The "Beast" star research team discovered that these planets orbit stars in the Sco Cen star-forming region in the Milky Way. Scientists are currently focusing on this area of ​​the Milky Way. Regarding these large planets, scientists believe that they are like the large gas planets in the solar system, but their mass is larger and their scale is far beyond the large planets in the solar system, because just one of the planets is as large as our entire planetary system.

However, massive stars emit large amounts of ultraviolet radiation, which could evaporate the gases necessary for the formation of gaseous planets like Jupiter or Saturn, so what would be the fate of these massive planets?

We already know from previous work that planets can be plundered or captured by other stars in crowded star-forming regions, so we further investigated the intrinsic dynamics of massive stars that capture these planets.

Our latest explanation is that these large planets are derailed by planetary capture, that is, although they are formed after the birth of a star as its planet, they can also be easily captured by other stars. The orbital distances of these planetary systems are often very wide and strange, with the Sun-Earth distance being only the minimum distance, and the shape of their orbits is not circular like the orbits of the planets in the solar system.

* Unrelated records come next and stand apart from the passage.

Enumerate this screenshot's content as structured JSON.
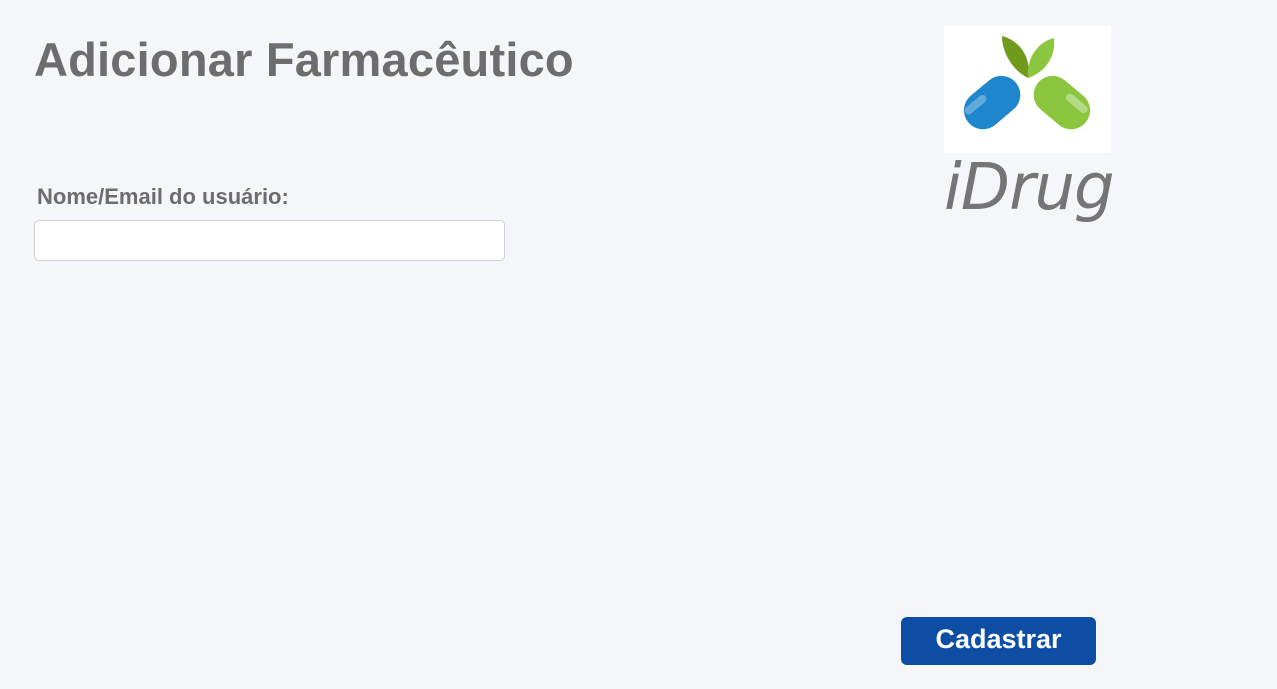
{
  "page": {
    "title": "Adicionar Farmacêutico"
  },
  "form": {
    "user_label": "Nome/Email do usuário:",
    "user_value": "",
    "user_placeholder": ""
  },
  "brand": {
    "logo_icon": "capsule-leaves-logo",
    "name": "iDrug"
  },
  "actions": {
    "submit_label": "Cadastrar"
  },
  "colors": {
    "background": "#f5f6fa",
    "text": "#6d6d6d",
    "button": "#0d4ea4",
    "capsule_blue": "#1d86cc",
    "capsule_green": "#8cc63f",
    "leaf_dark": "#6f9a1c"
  }
}
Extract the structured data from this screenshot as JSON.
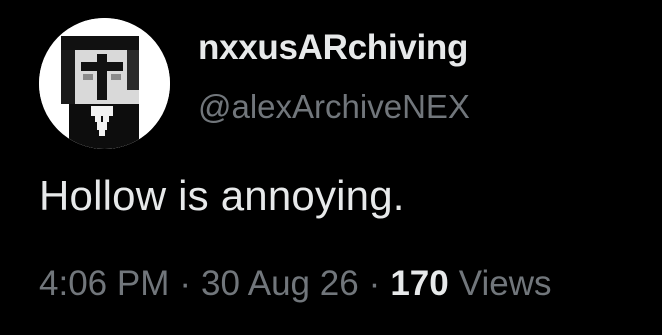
{
  "user": {
    "display_name": "nxxusARchiving",
    "handle": "@alexArchiveNEX",
    "avatar_icon": "pixel-character-avatar"
  },
  "tweet": {
    "text": "Hollow is annoying.",
    "time": "4:06 PM",
    "separator": "·",
    "date": "30 Aug 26",
    "view_count": "170",
    "views_label": "Views"
  },
  "colors": {
    "background": "#000000",
    "primary_text": "#e7e9ea",
    "secondary_text": "#71767b"
  }
}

Perhaps there are captured planets in our own system, such as the elusive Planet Nine, but Jupiter and other large planets are confirmed to have formed in our own solar system.

Our computer simulations predict the frequency of these systems and the characteristics of the planets' orbits, such as single or binary star formation regions. Future research will reveal more about these planets, but for now, we haven't made any other exciting extraterrestrial science discoveries.